# Single Girls Meet up on 13th Sept



## suitcase of dreams (Oct 7, 2007)

Ok folks, I know I need to do something about booking this up asap....

I've been dithering because a) it's hard to work out how many people are actually going to be able to come (and I don't want to book somewhere and then have lots of people drop out) and b) because I might not actually be able to make the date myself if it clashes with next round of tx (which current calculations suggest it might)

So - what shall we do? Book up the same place as last time in Stratford? Think there was a deposit payable and then 2 or 3 course set meal for fixed price (about £20 I think)
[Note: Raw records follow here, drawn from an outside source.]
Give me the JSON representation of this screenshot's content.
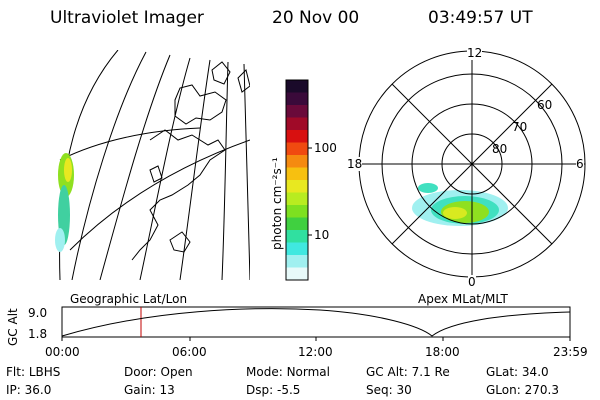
{
  "header": {
    "title": "Ultraviolet Imager",
    "date": "20 Nov 00",
    "time": "03:49:57 UT"
  },
  "colorbar": {
    "label": "photon cm⁻²s⁻¹",
    "ticks": [
      "100",
      "10"
    ],
    "colors": [
      "#1a0a2a",
      "#3a0a3a",
      "#6a0a3a",
      "#a00a28",
      "#d81010",
      "#f04a10",
      "#f58a10",
      "#f7c010",
      "#e8e820",
      "#b8ec20",
      "#7ee020",
      "#40d040",
      "#30e0a0",
      "#40e8e0",
      "#a0f0f0",
      "#e8fafa"
    ]
  },
  "map": {
    "caption": "Geographic Lat/Lon"
  },
  "polar": {
    "caption": "Apex MLat/MLT",
    "mlt_labels": {
      "top": "12",
      "right": "6",
      "bottom": "0",
      "left": "18"
    },
    "lat_labels": [
      "60",
      "70",
      "80"
    ]
  },
  "altitude_plot": {
    "ylabel": "GC Alt",
    "yticks": [
      "9.0",
      "1.8"
    ],
    "xticks": [
      "00:00",
      "06:00",
      "12:00",
      "18:00",
      "23:59"
    ]
  },
  "status": {
    "row1": [
      {
        "key": "Flt:",
        "val": "LBHS"
      },
      {
        "key": "Door:",
        "val": "Open"
      },
      {
        "key": "Mode:",
        "val": "Normal"
      },
      {
        "key": "GC Alt:",
        "val": "7.1 Re"
      },
      {
        "key": "GLat:",
        "val": "34.0"
      }
    ],
    "row2": [
      {
        "key": "IP:",
        "val": "36.0"
      },
      {
        "key": "Gain:",
        "val": "13"
      },
      {
        "key": "Dsp:",
        "val": "-5.5"
      },
      {
        "key": "Seq:",
        "val": "30"
      },
      {
        "key": "GLon:",
        "val": "270.3"
      }
    ]
  }
}
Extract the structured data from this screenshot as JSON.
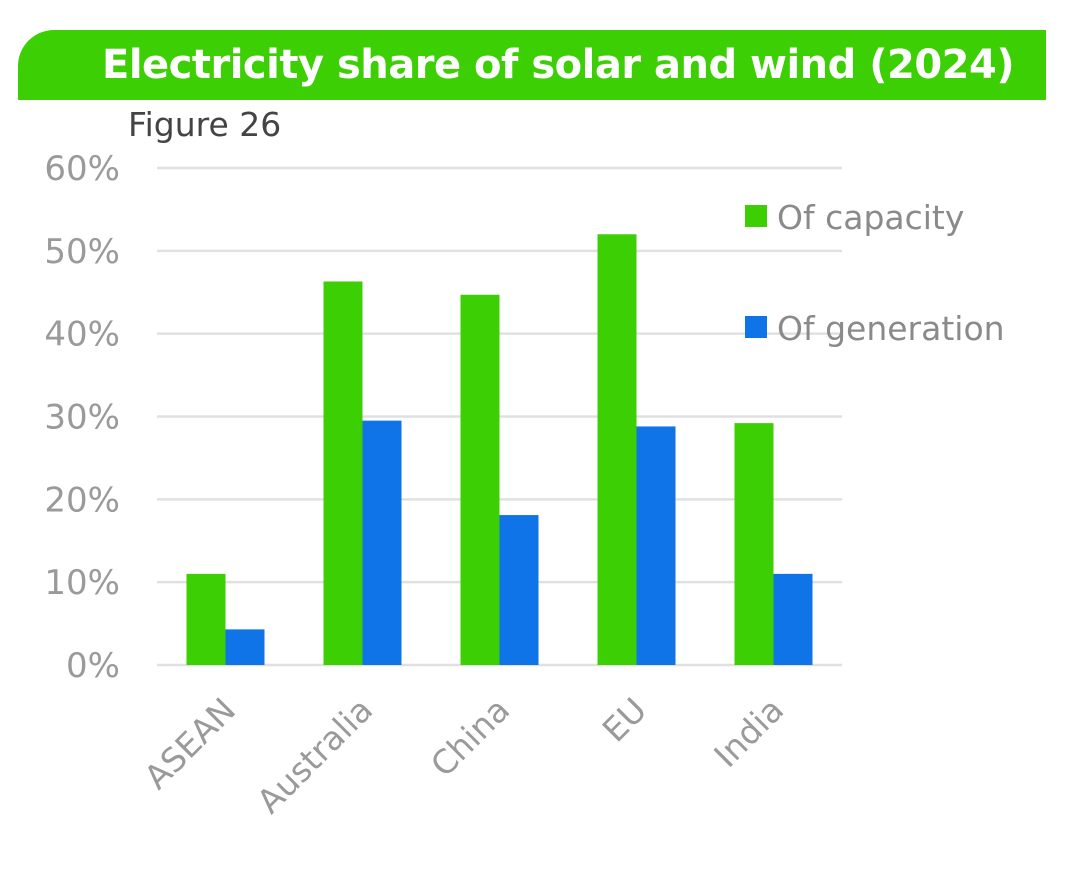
{
  "header": {
    "title": "Electricity share of solar and wind (2024)",
    "figure_label": "Figure 26",
    "banner_color": "#3ccf03"
  },
  "chart_data": {
    "type": "bar",
    "title": "Electricity share of solar and wind (2024)",
    "categories": [
      "ASEAN",
      "Australia",
      "China",
      "EU",
      "India"
    ],
    "series": [
      {
        "name": "Of capacity",
        "color": "#3ccf03",
        "values": [
          11,
          46.3,
          44.7,
          52,
          29.2
        ]
      },
      {
        "name": "Of generation",
        "color": "#0f74e8",
        "values": [
          4.3,
          29.5,
          18.1,
          28.8,
          11
        ]
      }
    ],
    "ylim": [
      0,
      60
    ],
    "yticks": [
      0,
      10,
      20,
      30,
      40,
      50,
      60
    ],
    "ytick_labels": [
      "0%",
      "10%",
      "20%",
      "30%",
      "40%",
      "50%",
      "60%"
    ],
    "xlabel": "",
    "ylabel": "",
    "grid": true,
    "legend": "right"
  }
}
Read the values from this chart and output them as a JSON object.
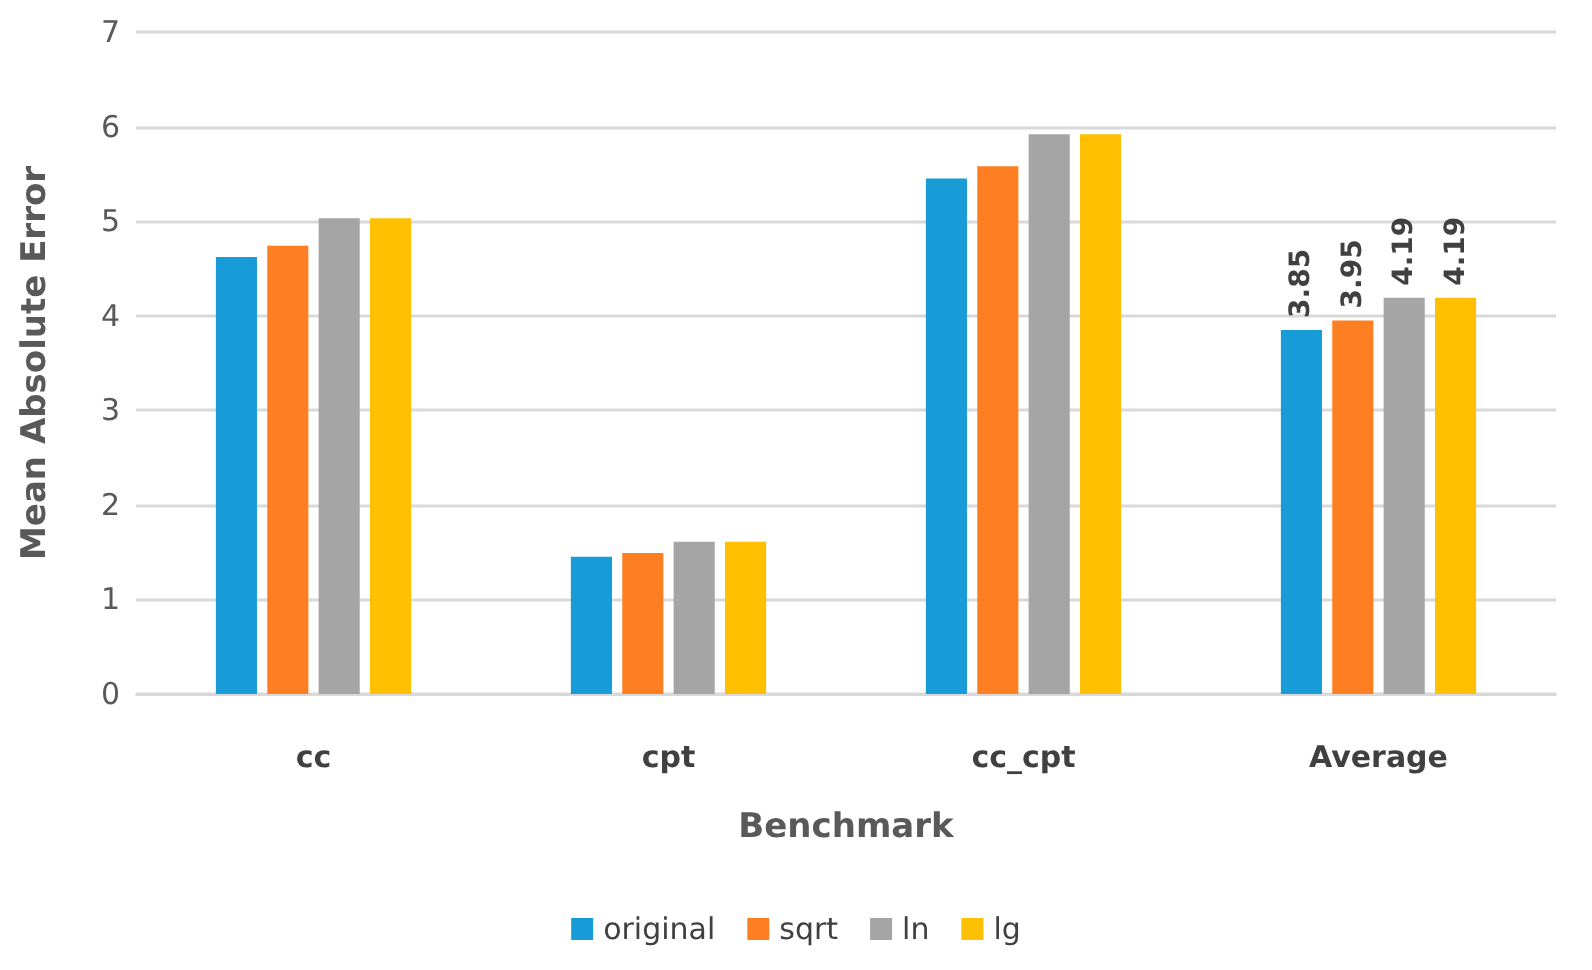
{
  "chart_data": {
    "type": "bar",
    "xlabel": "Benchmark",
    "ylabel": "Mean Absolute Error",
    "categories": [
      "cc",
      "cpt",
      "cc_cpt",
      "Average"
    ],
    "series": [
      {
        "name": "original",
        "color": "#179cd8",
        "values": [
          4.62,
          1.45,
          5.45,
          3.85
        ],
        "value_labels": [
          null,
          null,
          null,
          "3.85"
        ]
      },
      {
        "name": "sqrt",
        "color": "#fe7f22",
        "values": [
          4.74,
          1.49,
          5.58,
          3.95
        ],
        "value_labels": [
          null,
          null,
          null,
          "3.95"
        ]
      },
      {
        "name": "ln",
        "color": "#a5a5a5",
        "values": [
          5.03,
          1.61,
          5.92,
          4.19
        ],
        "value_labels": [
          null,
          null,
          null,
          "4.19"
        ]
      },
      {
        "name": "lg",
        "color": "#fec000",
        "values": [
          5.03,
          1.61,
          5.92,
          4.19
        ],
        "value_labels": [
          null,
          null,
          null,
          "4.19"
        ]
      }
    ],
    "ylim": [
      0,
      7
    ],
    "yticks": [
      0,
      1,
      2,
      3,
      4,
      5,
      6,
      7
    ],
    "grid": "y",
    "legend": "bottom"
  }
}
Or, try to find somewhere in Windsor?

And is there any kind soul out there who could take over the organising in case I can't actually there on the day? Pls let me know

thanks all
Laura
x


----------



## pippa38h (Jun 27, 2008)

Does Winsor have a train station nearby or could someone pick me up from somewhere in London or near - ironically it`s quicker to get to london than the 4.4hrs to stratford (but I don`t know how long to get to Winsor). I drive, but 2hrs is about my limit.
Pippa


----------



## Chowy (Apr 12, 2008)

Hi Pippa

I am just outside of Stratford, if you got the train down I would be happy to meet you at the station.  We have been to dog shows in Durham and it didnt take us as long as 4.4hrs.

Chowy


----------